Overcoming the Pain of Disconnection

How can we cope with a devastating loss of connection?

Posted Sep 04, 2018

Two weeks ago my best friend of 17 years permanently removed me and over 70 other people from their life. There was no warning. There were neither signs nor conflicts leading up to this. There wasn’t an opportunity for a discussion, an agreement, or closure.

Sometimes loss has no rational explanation. Sometimes an end of a friendship, relationship, job or career, can feel like a part of us died. Jim Butcher, the author of the best-selling Dresden Files, describes a scenario in which his main protagonist, Harry Dresden, a wizard/private investigator discusses heartbreak as if someone’s soul is being ripped apart with a barbed wire on the inside. 

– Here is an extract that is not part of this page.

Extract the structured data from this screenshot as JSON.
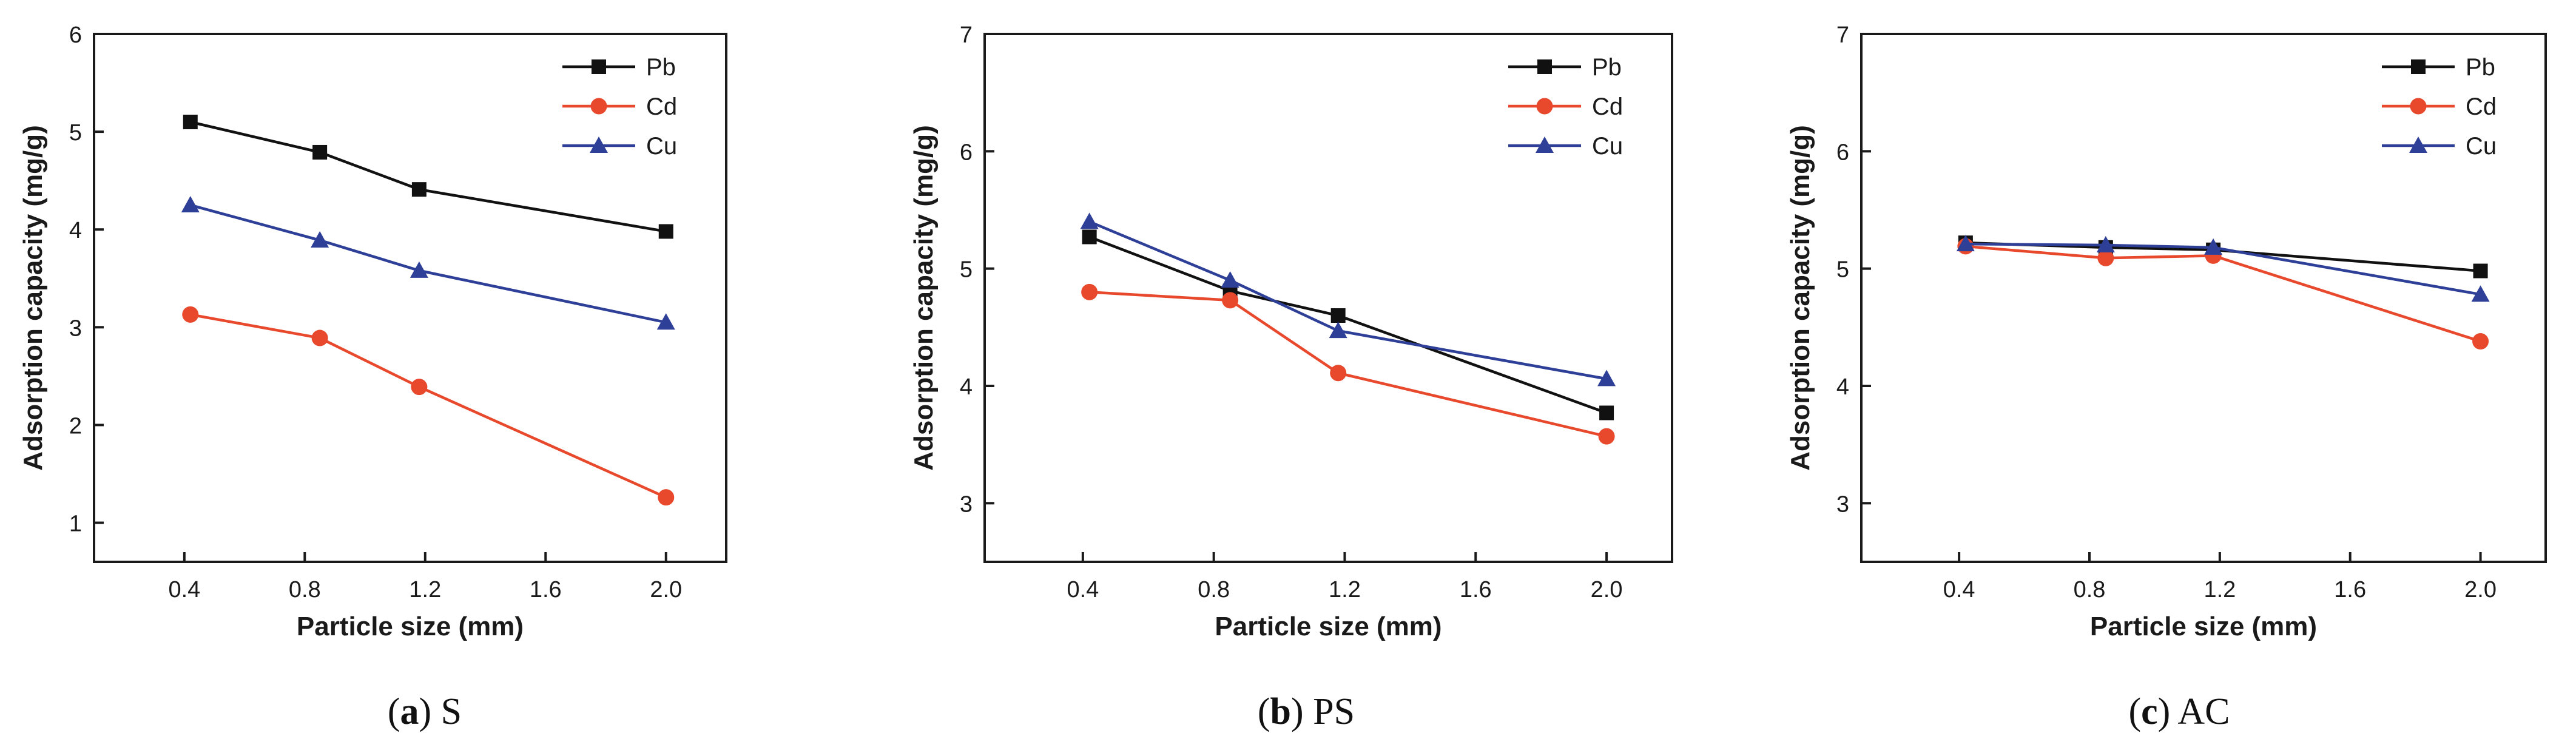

This pain, the pain of disconnection, of losing someone or something which had been a part of our existence, may feel as if a part us has died. In fact, losing someone close to us, either to death or disconnection, can potentially lead to broken heart syndrome (with symptoms including chest pains, shortness of breath, muscle pain and fatigue) and/or atrial fibrillation (irregular, fast heartbeat). This means that physical symptoms may co-occur with emotional pain.

Emotional pain can sometimes feel both excruciating and painless at the same time. Some people might undergo the full cycle of grief, cycling between stages such as anger, depression, and acceptance. Some moments might feel empty. On some days it may be difficult to get out of bed or be motivated to do anything.

Jeswin Thomas/Pixels
Source: Jeswin Thomas/Pixels

What ultimately makes it worse is when well-intending family and friends tell you to “just get over it” and that this was “their loss.” I’ve found that some experiences are hard for some people to understand. Some people have not experienced the exact same things as we did.

Past history of loss, rejection, abandonment, or abuse can make it more painful to experience any of these again. In addition, everyone processes emotions differently. Some people dive into work, others avoid dealing with pain by engaging in substances or pushing it away. The most therapeutic way of coping of emotional pain is through processing it. Sometimes that entails reviewing our story, talking it out with people, writing it down, and allowing ourselves to “sit with” and feel whichever emotions show up–sadness, anger, or grief, without judging these emotions.

By experiencing these emotions, we can allow our bodies and our hearts to heal. As we allow ourselves to grieve, we can find strength, courage, and resilience behind this pain. At the time that we might feel weak, lost, and broken, that is when we have access to our greatest strength.

"This pain is part of being human…the fact that you can feel pain like this is your greatest strength."

–Albus Dumbledore (Harry Potter and the Order of the Phoenix)

Pain creates wisdom. It can teach us how much we can endure and how to heal and recover in those situations. Pain can serve as a mentor, a teacher, for us to learn how to heal not only our own wounds but also the wounds of others. Pain can open the passage to compassion, allowing us to better understand those whose pain journey is just beginning. It can allow us the strength to then serve as a mentor to others.

If like me, you find yourself hurting today, know that you are not alone. Know that it is okay for you to feel this pain and that it gives you access to your inner superpowers. This pain, this is your origin story. Your heroic journey awaits you. My heart is with you. And even if we are far away, we can go on this journey together.